Great chance to take a kid out and expose them to some fishing that is unusual for Ohio. 

These fish fight different than any bluegill or LM Bass most kids are used to catching. I've taken a few over the years and it is always a hit!


----------



## 1mecheng (Jul 28, 2009)

FYI -
As a correction to the ODNR chart, there is in fact a kid's event at Olander Lake on the morning of April 26th. No adults or boats are allowed on the lake until 1pm. The kids fishing derby runs from 9am to 1pm. Details are in the Olander Park newletter: http://www.olanderpark.com/images/PathfinderMarApr2013.pdf
Dan


----------



## Jmsteele187 (Dec 22, 2011)

1mecheng said:


> FYI -
> As a correction to the ODNR chart, there is in fact a kid's event at Olander Lake on the morning of April 26th. No adults or boats are allowed on the lake until 1pm. The kids fishing derby runs from 9am to 1pm. Details are in the Olander Park newletter: http://www.olanderpark.com/images/PathfinderMarApr2013.pdf
> 
> Dan


The derby is on the 27th, the day after stocking.

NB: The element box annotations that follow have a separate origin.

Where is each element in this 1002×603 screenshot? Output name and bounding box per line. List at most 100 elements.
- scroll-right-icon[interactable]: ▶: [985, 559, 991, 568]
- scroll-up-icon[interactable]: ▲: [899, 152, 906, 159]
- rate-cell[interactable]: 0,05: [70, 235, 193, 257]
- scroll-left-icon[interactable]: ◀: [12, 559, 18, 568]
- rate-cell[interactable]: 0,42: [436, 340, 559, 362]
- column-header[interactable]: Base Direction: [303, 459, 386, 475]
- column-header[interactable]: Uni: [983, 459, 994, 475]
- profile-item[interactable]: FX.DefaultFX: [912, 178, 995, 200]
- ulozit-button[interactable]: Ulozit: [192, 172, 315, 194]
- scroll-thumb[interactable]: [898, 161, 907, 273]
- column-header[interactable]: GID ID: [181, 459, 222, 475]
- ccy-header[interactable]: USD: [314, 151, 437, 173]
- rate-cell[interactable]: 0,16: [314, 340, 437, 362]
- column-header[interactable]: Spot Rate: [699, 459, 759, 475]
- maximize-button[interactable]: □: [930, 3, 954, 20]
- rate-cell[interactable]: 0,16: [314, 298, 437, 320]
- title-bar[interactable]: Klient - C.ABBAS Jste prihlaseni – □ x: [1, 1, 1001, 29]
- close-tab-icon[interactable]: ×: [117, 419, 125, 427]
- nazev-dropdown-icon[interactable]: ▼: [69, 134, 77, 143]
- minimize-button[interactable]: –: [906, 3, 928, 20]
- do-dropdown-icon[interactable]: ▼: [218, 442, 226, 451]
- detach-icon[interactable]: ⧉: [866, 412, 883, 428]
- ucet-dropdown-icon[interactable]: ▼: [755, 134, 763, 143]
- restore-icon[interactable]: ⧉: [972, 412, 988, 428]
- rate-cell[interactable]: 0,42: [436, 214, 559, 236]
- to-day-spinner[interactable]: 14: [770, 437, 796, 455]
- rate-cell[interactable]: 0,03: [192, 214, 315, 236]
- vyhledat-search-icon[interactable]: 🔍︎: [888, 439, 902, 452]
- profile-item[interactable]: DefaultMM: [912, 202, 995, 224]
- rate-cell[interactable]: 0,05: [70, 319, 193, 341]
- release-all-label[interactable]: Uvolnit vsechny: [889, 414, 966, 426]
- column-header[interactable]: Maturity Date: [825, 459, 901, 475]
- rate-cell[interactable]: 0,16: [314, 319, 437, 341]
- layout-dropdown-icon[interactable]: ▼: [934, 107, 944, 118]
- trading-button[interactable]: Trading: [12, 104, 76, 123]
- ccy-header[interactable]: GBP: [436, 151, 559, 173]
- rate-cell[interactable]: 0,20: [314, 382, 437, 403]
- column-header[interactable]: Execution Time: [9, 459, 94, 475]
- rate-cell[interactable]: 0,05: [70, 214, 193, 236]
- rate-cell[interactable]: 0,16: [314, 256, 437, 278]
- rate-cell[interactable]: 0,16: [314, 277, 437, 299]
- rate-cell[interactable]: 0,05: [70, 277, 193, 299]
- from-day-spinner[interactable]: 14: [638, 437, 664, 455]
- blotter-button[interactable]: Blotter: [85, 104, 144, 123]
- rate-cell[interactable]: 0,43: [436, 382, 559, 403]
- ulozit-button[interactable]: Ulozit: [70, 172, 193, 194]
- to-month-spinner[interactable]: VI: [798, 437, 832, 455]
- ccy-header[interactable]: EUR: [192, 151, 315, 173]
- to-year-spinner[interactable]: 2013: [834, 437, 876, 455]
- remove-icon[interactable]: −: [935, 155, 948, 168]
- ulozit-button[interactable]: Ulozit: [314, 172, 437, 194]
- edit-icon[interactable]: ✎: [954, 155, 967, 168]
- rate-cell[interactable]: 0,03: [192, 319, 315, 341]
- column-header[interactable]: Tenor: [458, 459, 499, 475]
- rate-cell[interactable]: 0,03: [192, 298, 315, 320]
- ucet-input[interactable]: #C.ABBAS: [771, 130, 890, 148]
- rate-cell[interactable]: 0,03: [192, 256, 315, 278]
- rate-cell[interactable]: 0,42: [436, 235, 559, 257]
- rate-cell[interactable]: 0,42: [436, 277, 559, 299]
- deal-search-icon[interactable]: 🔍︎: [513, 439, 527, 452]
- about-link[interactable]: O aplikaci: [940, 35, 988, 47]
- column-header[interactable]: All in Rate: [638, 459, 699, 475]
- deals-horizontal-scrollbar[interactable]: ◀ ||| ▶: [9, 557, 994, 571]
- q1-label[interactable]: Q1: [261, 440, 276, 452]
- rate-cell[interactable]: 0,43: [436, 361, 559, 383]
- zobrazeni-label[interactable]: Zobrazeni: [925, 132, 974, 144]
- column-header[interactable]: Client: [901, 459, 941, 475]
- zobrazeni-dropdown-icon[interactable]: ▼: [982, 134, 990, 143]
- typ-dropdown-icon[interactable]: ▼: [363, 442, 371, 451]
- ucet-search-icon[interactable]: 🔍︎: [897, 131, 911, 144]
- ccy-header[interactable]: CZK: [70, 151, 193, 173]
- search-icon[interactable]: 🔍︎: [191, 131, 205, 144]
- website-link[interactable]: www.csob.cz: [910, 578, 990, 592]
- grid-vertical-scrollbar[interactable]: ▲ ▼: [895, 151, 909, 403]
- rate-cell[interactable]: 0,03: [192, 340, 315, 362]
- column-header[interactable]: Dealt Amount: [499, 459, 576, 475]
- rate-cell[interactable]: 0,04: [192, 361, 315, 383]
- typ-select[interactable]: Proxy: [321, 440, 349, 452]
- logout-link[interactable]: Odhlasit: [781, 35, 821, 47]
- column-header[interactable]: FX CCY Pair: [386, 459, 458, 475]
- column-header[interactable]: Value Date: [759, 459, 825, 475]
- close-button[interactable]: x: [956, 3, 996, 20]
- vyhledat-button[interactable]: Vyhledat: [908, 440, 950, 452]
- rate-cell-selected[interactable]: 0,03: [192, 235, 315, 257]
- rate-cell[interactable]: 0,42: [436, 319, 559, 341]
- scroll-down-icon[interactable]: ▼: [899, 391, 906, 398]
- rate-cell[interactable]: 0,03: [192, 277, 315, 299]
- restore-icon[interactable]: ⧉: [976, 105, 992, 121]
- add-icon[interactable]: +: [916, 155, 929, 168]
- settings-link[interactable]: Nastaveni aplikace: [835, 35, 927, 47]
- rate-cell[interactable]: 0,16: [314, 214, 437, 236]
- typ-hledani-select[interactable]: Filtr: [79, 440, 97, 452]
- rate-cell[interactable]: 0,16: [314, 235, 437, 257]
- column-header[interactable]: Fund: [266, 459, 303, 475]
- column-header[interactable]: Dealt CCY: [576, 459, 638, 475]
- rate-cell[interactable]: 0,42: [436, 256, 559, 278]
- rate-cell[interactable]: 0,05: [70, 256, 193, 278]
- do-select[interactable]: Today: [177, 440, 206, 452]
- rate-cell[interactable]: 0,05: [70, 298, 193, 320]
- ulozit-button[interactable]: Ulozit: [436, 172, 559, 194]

They stock it on Friday, have the derby on Saturday and by Sunday all the fish are gone. Lol


Posted using Outdoor Hub Campfire


----------



## 1mecheng (Jul 28, 2009)

Thanks for the correction, JMSteele!
Went too fast for my own good. 

Dan


----------



## Jmsteele187 (Dec 22, 2011)

I think I might try and take my boy to fish in the derby at Olander. He should have a blast catching those bows. Even the small ones put up a good fight.


Posted using Outdoor Hub Campfire


----------



## Northern1 (May 9, 2012)

I have never fished for these trout...what do you use for bait? Presentation?


----------



## Bowhunter57 (Feb 9, 2011)

Northern1 said:


> I have never fished for these trout...what do you use for bait? Presentation?


A common bait is sweet corn, on a small short shanked hook and a bobber.

However, they do hit spinners like a Roostertail, Roadrunners, etc.

Bowhunter57


----------



## PARK92 (Apr 21, 2012)

roostertails are what i use on these trout.


----------



## akak (Mar 24, 2013)

Northern1 said:


> I have never fished for these trout...what do you use for bait? Presentation?


Purina Aquamax. Why mess with what they are used to?

(Although, I always assumed that's why corn did well with them)


----------



## DeathFromAbove (Oct 21, 2008)

Northern1 said:


> I have never fished for these trout...what do you use for bait? Presentation?


Powerbait on treble hooks size 14 or smaller,fished on a leader with an egg sinker, bead and swivel rig. You want the bait to float, hence the small treble and egg sinker rig. That being said, I catch them on Panther Martins, Small KastMasters, Cleos, Silver johnsons, And even size 6 Rapala Floater with a weight in front of them. I'll usually use a bait rig and cast something. Depends on what they want. Sometimes its all bait.


----------



## Bad Bub (Jan 17, 2006)

Did really well at bark camp (Belmont lake) a few years ago on the smallest sized rapala x-rap (#4?) While bass fishing. Repeated the following year on Jefferson lake on purpose...

posted using Outdoor Hub Campfire


----------



## DeathFromAbove (Oct 21, 2008)

If you have a boat get yourself a couple sets of Les Davis Wonder Trolls, i think they"re called. Get the ones with the smaller Indiana type blades on them Tie on a short leader with a small hook and piece of nightcrawler. Great for after they spread out in a lake. Just slays "em. They"re also called Cowbells.


----------



## daveintoledo (Jun 16, 2009)

pretty sure those fish have been eating corn the better part of there lives.....


----------



## 47dipseydivers (Jan 21, 2011)

I've had great luck with rooster tails as well even did OK with a small jig and twister before

posted using Outdoor Hub Campfire


----------